Em corrida, a grande recordação que tenho de Wilsinho é uma corrida em
Curitiba da qual participamos, uma prova longa em circuito de rua. Chovia e o
calçamento era de paralelepípedo. Tínhamos de passar em uma avenida
grande onde ainda havia trilhos de bonde. Nós corremos com um Gordini com
motor de R-8 – um carretera moderno – que andava muito. Foi muito difícil,
apesar de termos vencido. O carro não tinha estabilidade direcional, andava
mais de lado que de frente, escorregava muito, mas conseguimos domar a fera
e chegar em primeiro lugar. Era como patinar na neve, inesquecível.
Outra face incrível do Wilsinho era ele me usar para não ter o trabalho de
acertar contas de despesas de viagem com a Willys, para obter o reembolso.

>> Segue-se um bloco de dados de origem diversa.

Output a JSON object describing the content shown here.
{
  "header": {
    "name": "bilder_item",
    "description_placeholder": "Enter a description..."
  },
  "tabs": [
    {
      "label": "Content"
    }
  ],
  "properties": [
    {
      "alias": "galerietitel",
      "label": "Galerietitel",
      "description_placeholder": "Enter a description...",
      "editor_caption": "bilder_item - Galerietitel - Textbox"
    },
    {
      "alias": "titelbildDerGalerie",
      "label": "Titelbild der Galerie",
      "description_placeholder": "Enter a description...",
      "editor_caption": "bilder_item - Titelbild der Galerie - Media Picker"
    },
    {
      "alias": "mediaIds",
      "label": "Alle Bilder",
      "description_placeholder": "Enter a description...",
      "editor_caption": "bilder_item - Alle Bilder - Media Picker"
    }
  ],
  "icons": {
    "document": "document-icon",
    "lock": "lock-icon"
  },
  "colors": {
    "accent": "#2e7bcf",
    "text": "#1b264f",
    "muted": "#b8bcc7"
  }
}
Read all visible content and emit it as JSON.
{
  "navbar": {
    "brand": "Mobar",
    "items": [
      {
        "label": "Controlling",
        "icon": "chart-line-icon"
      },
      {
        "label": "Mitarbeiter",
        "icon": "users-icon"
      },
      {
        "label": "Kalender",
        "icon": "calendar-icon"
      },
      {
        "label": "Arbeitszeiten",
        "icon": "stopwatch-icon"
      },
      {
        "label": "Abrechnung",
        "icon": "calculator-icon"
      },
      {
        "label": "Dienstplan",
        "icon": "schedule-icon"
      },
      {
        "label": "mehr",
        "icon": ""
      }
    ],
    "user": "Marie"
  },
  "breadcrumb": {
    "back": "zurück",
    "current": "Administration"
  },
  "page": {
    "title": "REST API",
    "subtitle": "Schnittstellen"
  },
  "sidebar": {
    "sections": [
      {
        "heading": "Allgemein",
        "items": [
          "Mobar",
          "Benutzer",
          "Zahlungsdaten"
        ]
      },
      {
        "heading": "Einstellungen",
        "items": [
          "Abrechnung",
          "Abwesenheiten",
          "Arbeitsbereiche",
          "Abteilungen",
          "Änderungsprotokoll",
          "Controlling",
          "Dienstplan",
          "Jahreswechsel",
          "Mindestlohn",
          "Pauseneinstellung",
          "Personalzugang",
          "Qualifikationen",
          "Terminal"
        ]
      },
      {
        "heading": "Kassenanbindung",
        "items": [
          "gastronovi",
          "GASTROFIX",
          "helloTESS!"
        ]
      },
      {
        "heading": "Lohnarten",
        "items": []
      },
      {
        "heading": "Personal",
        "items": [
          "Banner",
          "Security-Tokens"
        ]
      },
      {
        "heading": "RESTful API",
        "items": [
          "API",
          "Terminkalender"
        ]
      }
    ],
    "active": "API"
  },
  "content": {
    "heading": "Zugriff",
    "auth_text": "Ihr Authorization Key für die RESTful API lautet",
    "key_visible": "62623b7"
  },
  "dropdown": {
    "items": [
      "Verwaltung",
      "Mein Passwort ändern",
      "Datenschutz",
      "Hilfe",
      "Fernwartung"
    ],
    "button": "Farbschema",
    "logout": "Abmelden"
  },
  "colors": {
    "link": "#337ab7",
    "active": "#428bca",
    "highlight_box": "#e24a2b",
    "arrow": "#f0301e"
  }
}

Ao sairmos de viagem ele virava os dois bolsos da calça e puxava-os para fora
para mostrar que não tinha dinheiro e me dizia “você tem que me pagar tudo
porque não tenho um tostão”. Mas o Greco me avisava que era conversa dele,
pois ele guardava o dinheiro nos sapatos. Era mesmo um tremendo mão-devaca...
Enfim,
minha
convivência
com
Wilsinho
foi
muito
envolvente,
um
relacionamento sadio, bom. Para mim, como piloto, ele foi a maior “bota” que
conheci em minha vida. Ele era muito, muito rápido.
Quando fico contando essas histórias, o que mais me pedem é para fazer
comentários sobre Emerson, Piquet e Senna, e quando eu falo de Wilson, a
pergunta mais comum é: “Por que ele não conseguiu nada, se estava na
Brabham?”. Tenho certeza de que não foi por falta de capacidade,
competência, disposição e garra, mas sim por dois motivos. Um, o destino, a
sorte, as coisas não acontecem quando não têm que acontecer; outro, a sua
instabilidade emocional. Apesar de achar maravilhoso o seu “jeitão”, um dos
melhores amigos que tenho, ele nunca soube lidar bem com o “Wilson pessoa
física”. Suponho que não teve a frieza necessária para tolerar toda aquela
pressão, e acredito que isso atrapalhe a carreira de um corredor de automóvel.